Old (2025)
Phantom Age (2025)

There is a mature looseness to Marlene Dumas’s painting—an almost alchemical economy of means—that has taken center stage in her artistic repertoire in recent years. In Dumas’s monumentally scaled vertical works Old (2025) and Phantom Age (2025), for example, which the artist painted specifically for this exhibition, she continues her investigation of the passage of life over time while also furthering her exploration of resistance in the body of painting. Paint is poured as well as moved by her brush along the lengths of these vertical canvases, bringing gravity, chance, and intentionality equally to bear on their outcomes. Based on a sculpture from the second century B.C. called The Old Market Woman depicting a woman dressed for a Dionysian feast, both paintings exhibit different perspectives on their shared source image as well as diverse means of production.

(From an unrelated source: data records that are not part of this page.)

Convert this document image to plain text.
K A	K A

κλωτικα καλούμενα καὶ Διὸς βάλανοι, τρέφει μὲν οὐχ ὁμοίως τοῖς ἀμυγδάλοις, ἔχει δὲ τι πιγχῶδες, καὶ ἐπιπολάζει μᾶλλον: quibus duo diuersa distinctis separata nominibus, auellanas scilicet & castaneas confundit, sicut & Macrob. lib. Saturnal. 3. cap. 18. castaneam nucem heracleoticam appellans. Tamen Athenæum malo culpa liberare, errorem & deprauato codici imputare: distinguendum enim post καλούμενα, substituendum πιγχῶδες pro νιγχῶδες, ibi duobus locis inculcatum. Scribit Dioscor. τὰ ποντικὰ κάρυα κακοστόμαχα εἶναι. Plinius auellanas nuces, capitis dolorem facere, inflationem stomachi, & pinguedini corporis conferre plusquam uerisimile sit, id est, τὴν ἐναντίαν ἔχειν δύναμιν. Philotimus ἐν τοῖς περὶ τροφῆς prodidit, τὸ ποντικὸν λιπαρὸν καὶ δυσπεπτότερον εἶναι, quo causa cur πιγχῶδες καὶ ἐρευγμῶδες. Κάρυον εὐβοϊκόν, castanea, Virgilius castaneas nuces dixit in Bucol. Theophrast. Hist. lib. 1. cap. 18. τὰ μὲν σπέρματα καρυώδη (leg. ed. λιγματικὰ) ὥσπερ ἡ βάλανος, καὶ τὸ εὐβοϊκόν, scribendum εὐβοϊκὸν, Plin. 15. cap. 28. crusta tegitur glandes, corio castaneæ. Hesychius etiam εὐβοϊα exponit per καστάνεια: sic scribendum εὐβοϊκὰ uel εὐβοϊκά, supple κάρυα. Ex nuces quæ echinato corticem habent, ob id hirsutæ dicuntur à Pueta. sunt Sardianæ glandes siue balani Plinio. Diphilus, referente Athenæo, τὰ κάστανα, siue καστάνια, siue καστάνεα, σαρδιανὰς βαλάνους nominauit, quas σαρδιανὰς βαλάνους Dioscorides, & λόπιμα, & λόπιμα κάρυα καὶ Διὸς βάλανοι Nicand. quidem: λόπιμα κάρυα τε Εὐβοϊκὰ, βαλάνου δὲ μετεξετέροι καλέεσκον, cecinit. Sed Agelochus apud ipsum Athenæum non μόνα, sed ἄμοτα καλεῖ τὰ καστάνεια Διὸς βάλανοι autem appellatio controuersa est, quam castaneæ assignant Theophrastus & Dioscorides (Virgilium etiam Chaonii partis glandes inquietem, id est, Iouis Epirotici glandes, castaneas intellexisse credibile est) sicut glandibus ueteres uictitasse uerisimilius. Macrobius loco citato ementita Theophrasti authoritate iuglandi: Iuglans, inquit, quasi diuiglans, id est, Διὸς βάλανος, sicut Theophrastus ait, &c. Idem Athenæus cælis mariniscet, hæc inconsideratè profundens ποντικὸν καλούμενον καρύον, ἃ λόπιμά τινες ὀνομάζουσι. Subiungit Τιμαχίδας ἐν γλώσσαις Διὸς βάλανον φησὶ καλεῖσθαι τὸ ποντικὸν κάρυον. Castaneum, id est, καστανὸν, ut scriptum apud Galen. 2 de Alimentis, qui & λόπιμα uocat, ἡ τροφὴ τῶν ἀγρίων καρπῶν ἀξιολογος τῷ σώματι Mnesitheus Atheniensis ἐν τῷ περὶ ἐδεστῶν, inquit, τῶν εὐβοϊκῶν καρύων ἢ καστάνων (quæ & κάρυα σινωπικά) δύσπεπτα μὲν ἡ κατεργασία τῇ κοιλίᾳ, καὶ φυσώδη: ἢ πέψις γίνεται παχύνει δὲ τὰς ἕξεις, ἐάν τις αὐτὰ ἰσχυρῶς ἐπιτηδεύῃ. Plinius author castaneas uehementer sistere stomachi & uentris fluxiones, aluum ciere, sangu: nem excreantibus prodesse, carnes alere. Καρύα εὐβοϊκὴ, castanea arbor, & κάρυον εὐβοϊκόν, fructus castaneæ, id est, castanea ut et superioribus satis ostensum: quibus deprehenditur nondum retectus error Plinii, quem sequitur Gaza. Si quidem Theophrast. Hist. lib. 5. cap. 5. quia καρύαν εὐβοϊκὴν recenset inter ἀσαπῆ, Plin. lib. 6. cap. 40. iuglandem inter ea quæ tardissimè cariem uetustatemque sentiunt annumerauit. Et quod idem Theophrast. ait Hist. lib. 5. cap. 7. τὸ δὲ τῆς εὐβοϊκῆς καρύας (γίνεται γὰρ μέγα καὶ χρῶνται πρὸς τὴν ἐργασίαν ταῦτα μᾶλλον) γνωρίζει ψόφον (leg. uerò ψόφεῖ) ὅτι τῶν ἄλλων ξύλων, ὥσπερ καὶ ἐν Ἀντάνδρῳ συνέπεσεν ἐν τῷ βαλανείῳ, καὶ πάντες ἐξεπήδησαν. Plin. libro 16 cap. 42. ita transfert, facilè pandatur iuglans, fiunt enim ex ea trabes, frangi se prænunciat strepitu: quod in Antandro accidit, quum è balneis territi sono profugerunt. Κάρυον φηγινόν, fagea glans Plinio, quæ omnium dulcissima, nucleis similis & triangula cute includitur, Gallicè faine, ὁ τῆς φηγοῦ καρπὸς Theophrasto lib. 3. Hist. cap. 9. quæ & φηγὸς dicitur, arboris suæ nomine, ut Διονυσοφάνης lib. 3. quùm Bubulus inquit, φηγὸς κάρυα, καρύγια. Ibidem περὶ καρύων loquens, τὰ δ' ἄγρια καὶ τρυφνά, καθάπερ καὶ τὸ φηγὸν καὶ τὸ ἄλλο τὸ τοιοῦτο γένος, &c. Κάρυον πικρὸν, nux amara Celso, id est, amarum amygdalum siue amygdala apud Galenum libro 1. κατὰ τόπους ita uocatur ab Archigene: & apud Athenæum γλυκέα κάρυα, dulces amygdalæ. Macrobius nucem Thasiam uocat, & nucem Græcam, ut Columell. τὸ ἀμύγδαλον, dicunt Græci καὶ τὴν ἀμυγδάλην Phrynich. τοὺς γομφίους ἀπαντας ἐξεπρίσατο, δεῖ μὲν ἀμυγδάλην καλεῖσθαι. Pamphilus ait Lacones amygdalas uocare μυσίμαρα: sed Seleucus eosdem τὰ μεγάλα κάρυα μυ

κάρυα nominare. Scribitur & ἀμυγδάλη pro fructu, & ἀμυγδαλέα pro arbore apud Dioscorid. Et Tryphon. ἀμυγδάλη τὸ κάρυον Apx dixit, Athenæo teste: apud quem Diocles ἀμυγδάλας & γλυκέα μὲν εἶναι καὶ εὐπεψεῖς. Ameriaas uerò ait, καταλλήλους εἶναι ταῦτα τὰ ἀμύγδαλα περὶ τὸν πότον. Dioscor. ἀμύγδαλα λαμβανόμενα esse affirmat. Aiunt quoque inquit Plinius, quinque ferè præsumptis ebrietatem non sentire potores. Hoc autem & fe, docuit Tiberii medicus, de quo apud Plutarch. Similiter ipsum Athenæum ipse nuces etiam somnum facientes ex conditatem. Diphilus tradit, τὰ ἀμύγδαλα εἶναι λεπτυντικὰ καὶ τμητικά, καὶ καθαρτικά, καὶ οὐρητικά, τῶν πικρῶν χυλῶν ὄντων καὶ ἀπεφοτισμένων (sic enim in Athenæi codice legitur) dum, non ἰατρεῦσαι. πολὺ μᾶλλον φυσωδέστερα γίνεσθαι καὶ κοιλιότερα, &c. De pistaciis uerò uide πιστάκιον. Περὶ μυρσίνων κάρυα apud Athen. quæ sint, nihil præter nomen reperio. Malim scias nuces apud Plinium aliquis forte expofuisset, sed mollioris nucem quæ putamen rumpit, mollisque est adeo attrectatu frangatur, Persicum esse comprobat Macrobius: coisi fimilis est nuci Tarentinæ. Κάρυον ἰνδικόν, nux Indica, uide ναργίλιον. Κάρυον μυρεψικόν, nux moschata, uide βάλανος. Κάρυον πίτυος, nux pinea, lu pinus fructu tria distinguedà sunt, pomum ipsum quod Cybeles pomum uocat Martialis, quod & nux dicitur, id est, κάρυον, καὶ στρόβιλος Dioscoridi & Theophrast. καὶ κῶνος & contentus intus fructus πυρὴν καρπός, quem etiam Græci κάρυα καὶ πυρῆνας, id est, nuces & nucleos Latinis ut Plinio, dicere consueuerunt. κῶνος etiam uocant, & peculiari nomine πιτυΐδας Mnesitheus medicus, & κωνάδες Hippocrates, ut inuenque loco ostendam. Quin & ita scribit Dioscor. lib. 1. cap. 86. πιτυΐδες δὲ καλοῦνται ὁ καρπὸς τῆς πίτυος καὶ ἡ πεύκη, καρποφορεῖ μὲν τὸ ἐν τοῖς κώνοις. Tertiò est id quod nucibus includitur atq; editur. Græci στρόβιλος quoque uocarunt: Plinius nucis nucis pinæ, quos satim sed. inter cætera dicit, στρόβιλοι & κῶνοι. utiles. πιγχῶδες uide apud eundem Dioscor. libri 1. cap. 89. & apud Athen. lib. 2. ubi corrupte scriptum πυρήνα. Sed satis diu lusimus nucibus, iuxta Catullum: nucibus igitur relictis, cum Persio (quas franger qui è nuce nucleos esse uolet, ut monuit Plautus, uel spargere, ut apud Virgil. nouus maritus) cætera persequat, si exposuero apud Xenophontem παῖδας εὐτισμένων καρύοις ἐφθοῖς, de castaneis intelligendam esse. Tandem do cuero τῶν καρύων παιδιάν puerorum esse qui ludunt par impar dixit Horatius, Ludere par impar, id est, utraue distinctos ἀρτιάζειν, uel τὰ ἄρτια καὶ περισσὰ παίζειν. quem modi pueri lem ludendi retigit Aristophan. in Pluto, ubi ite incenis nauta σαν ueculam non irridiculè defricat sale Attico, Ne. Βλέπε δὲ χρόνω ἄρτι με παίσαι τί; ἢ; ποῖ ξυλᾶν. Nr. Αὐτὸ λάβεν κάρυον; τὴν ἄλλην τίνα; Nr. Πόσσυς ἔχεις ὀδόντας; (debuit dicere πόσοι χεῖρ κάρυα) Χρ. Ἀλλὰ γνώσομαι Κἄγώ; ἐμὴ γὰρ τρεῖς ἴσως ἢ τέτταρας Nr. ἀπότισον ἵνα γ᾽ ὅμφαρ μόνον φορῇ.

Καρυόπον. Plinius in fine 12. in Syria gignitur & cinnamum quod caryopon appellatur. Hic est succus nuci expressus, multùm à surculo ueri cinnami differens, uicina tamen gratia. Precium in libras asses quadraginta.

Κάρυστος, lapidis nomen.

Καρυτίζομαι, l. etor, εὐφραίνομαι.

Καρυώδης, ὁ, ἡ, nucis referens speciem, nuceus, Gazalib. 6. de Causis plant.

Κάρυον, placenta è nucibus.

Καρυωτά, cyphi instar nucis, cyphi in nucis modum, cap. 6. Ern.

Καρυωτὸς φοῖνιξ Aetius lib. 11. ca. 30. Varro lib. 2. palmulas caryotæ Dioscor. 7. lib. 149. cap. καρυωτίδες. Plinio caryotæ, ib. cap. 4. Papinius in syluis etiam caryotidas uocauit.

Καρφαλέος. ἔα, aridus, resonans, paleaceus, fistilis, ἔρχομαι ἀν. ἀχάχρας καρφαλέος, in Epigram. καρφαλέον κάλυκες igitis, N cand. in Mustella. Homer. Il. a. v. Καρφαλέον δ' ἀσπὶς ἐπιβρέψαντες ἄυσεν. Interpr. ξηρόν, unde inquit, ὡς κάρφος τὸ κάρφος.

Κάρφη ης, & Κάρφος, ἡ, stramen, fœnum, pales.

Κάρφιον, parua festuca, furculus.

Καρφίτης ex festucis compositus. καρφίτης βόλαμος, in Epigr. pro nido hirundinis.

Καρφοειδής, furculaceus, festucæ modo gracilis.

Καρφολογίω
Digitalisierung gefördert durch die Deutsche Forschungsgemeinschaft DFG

While the languorous stillness and supple verticality of the body in Phantom Age was the result of the artist pouring a controlled flow of paint onto the surface of the canvas, Old resisted this technique and called upon Dumas to resort to her hand to summon its spectral countenance with a brush. In these works, the viscous substance of oil paints falls into a kind of geological timelessness while the actively aging “old” bodies that they form are frozen in medias res on their precipitous trajectory to the nothingness of death.